The pandemic has both blurred and created boundaries between our homes, work, and other responsibilities. Because the pandemic has fundamentally altered the rhythms of everyday life, an important question becomes how to maintain these practices, and continue to prioritize personal wellbeing when we as a society return to “normal”. What will happen when people are constrained by time and the need to be “on” again? How can people continue to carve out time for themselves particularly in the race to constantly “get ahead”? Vanessa shared that she had hoped to maintain these practices when she returned to work. She found herself “giving into the cycle again” but noted feeling a bit more balanced, knowing she can also grant herself days off to rest.
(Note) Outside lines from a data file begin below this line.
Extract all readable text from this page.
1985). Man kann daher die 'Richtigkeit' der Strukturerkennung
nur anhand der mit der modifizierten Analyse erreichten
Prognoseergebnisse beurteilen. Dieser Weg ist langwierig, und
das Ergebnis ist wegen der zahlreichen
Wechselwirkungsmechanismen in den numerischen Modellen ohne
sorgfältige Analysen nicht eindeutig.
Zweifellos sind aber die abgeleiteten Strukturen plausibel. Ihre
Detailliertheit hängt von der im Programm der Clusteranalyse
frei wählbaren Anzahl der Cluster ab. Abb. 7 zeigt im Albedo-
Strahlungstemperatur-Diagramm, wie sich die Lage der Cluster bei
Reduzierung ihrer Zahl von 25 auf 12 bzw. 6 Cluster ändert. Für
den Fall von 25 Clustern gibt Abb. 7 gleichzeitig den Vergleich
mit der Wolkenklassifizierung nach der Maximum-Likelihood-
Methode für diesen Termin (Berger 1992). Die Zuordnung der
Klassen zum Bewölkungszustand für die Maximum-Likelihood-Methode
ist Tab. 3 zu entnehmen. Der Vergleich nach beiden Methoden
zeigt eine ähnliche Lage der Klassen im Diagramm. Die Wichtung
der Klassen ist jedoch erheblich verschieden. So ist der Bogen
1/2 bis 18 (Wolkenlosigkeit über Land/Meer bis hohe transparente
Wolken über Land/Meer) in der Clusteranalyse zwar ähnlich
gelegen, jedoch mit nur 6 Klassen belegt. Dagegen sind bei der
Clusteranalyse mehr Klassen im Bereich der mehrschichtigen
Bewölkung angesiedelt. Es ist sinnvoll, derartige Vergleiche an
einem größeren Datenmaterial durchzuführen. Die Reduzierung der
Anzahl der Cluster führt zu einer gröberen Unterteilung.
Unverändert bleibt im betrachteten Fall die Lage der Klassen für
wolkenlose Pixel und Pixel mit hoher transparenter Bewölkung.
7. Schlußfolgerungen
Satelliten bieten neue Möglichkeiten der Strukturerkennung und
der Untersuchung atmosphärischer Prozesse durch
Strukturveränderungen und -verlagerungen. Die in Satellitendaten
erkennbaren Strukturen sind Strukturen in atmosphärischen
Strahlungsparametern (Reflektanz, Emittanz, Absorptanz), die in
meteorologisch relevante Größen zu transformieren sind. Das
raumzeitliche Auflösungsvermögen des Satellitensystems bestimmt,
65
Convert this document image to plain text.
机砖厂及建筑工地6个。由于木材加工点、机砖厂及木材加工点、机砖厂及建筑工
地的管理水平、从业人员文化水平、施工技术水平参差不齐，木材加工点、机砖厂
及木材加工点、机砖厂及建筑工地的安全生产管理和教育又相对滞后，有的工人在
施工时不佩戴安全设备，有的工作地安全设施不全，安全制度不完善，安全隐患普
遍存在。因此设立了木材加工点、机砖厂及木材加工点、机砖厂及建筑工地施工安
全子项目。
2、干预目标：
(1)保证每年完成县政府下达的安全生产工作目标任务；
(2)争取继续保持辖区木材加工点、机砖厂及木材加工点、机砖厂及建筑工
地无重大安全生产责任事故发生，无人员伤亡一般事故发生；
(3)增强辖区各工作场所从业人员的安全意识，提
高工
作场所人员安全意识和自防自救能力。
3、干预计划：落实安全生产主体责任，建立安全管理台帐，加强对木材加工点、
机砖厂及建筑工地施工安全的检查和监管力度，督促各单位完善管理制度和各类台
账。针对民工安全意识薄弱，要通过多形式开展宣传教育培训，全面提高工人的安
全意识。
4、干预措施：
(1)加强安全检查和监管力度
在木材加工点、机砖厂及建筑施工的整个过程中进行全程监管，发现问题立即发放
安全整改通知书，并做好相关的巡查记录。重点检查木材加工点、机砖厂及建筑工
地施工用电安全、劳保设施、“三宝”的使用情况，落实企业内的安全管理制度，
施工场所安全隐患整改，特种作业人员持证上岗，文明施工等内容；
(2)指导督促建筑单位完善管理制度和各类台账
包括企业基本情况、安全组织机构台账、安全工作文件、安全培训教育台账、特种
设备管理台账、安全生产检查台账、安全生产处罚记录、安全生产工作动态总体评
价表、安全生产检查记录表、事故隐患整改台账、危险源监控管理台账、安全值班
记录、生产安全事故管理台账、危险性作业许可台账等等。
The Covid-19 pandemic has shed light on a pre-Covid world plagued by mental health issues and daily stressors. When we think about emerging from the pandemic, we’ll need to consider the mental health effects of the pandemic itself, as well as the issues that may arise as people return to operating at high levels of stress in under-resourced settings. This will require a shift from relying on individuals to modify their behaviors and prioritize their own self-care, to addressing the structures and systems that perpetuate harm.